Homélie du vendredi 10 février
publié le 24/02/2017 dans Non classé

le vendredi 10 février 2017 à 18h15

Le passage du livre de la Genèse nous rappelle l’histoire du péché des origines. Pourquoi l’auteur inspiré a-t-il écrit un tel récit ? Ce récit est théologique.

Si vous dites que ce texte est un mythe, encore faut-il expliciter ce que vous mettez dernière ce mot. Certes le texte n’est pas historique comme on le comprend aujourd’hui, mais ne jetez pas le bébé avec l’eau du bain ! L’auteur sacré veut nous expliquer le pourquoi de notre situation. Le péché des origines est celui de l’orgueil. L’homme veut devenir comme des dieux et il tombe dans le piège du démon. Il croit qu’en mangeant du fruit, il sera comme un dieu. Dit autrement, il pense devenir comme dieu par ses propres forces. Ce péché d’orgueil, il est encore bien présent. Que de fois, on nous annonce la mort de Dieu ; que de fois aussi, lorsque l’homme se prend pour Dieu, l’humanité se déshumanise. En disant cela, je ne pense pas au progrès scientifique qui est au service de l’homme ; mais je pense à l’homme qui joue à l’apprenti sorcier.

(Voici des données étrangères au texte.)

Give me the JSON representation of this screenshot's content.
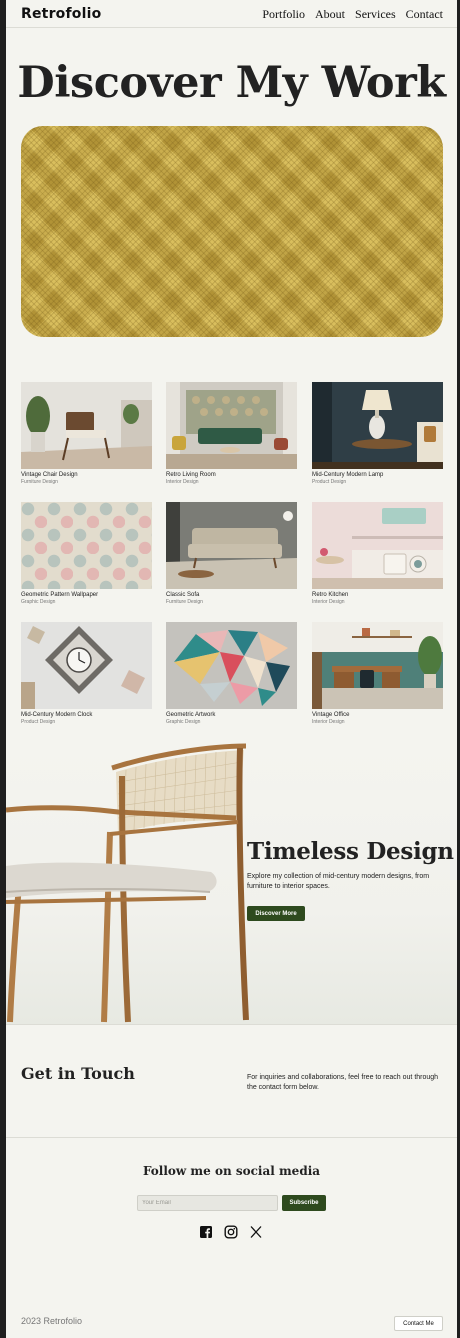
{
  "header": {
    "logo": "Retrofolio",
    "nav": [
      "Portfolio",
      "About",
      "Services",
      "Contact"
    ]
  },
  "hero": {
    "title": "Discover My Work",
    "art_colors": {
      "base": "#c9ab45",
      "shade": "#6e5514"
    }
  },
  "projects": [
    {
      "title": "Vintage Chair Design",
      "category": "Furniture Design",
      "icon": "chair-photo"
    },
    {
      "title": "Retro Living Room",
      "category": "Interior Design",
      "icon": "living-room-photo"
    },
    {
      "title": "Mid-Century Modern Lamp",
      "category": "Product Design",
      "icon": "lamp-photo"
    },
    {
      "title": "Geometric Pattern Wallpaper",
      "category": "Graphic Design",
      "icon": "wallpaper-photo"
    },
    {
      "title": "Classic Sofa",
      "category": "Furniture Design",
      "icon": "sofa-photo"
    },
    {
      "title": "Retro Kitchen",
      "category": "Interior Design",
      "icon": "kitchen-photo"
    },
    {
      "title": "Mid-Century Modern Clock",
      "category": "Product Design",
      "icon": "clock-photo"
    },
    {
      "title": "Geometric Artwork",
      "category": "Graphic Design",
      "icon": "artwork-photo"
    },
    {
      "title": "Vintage Office",
      "category": "Interior Design",
      "icon": "office-photo"
    }
  ],
  "feature": {
    "title": "Timeless Design",
    "text": "Explore my collection of mid-century modern designs, from furniture to interior spaces.",
    "button": "Discover More"
  },
  "contact": {
    "title": "Get in Touch",
    "text": "For inquiries and collaborations, feel free to reach out through the contact form below."
  },
  "social": {
    "title": "Follow me on social media",
    "email_placeholder": "Your Email",
    "email_value": "",
    "subscribe": "Subscribe",
    "icons": [
      "facebook-icon",
      "instagram-icon",
      "x-icon"
    ]
  },
  "footer": {
    "copyright": "2023 Retrofolio",
    "contact_button": "Contact Me"
  },
  "colors": {
    "accent": "#2e4a1e",
    "background": "#f4f4ef",
    "frame": "#1f1f1f"
  }
}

Mais revenons à ce désir que tout homme porte, “devenir Dieu”. Si nous avons ce désir, c’est parce qu’en nous créant à son image et à sa ressemblance, Dieu l’a mis en nos cœurs. Et si Dieu met un tel désir, Il nous donne les moyens de le réaliser. Oui, l’homme est appelé à devenir comme Dieu mais par pure grâce. Adam et Eve ne le savaient pas ; ils ont été trompés. Oui, l’homme est appelé à devenir comme Dieu, mais non pas à prendre sa place, mais en le voyant. Moïse voulait lui aussi, voir Dieu, mais voir Dieu, c’est mourir. En revanche, avec l’Incarnation, on peut déjà voir Dieu : « Qui m’a vu a vu le Père », mais nous le croyons, après notre mort qui est devenue consécration, une véritable pâque, un passage de la vie à la Vie, une entrée dans la Vie, comme dit la petite Thérèse ; alors nous le verrons face à face et nous lui serons semblables, ajoute saint Jean.

L’Eucharistie, tout comme la connaissance de Dieu et de Jésus-Christ sont source de vie éternelle.

Que le Christ nous ouvre les oreilles et nos lèvres pour que nous puissions être vraiment à son écoute en faisant sa volonté. Que notre langue se délie pour annoncer les merveilles que le Christ fait en nous. Cette merveille, c’est notre Salut ; le mal est vaincu par la Croix. Désormais nous pouvons manger du fruit de l’arbre ; il n’est plus défendu, bien au contraire !

Le Corps donné et le Sang versé sont les plus beaux fruits de l’arbre de la Vie. Nous n’avons plus à nous cacher aux regards du Seigneur ; nous avons plutôt à chercher son regard. Nous voulons voir Dieu. Tel est bien notre désir lié à celui d’être comme Dieu.

En cette fête de sainte Scholastique, la sœur de saint Benoît, demandons de raviver en nous ce désir de la contemplation pour goûter la douceur de l’amour de Dieu. Ce sera le comble du bonheur que nous pourrons vivre dès maintenant en attendant d’être dans la Communion des saints.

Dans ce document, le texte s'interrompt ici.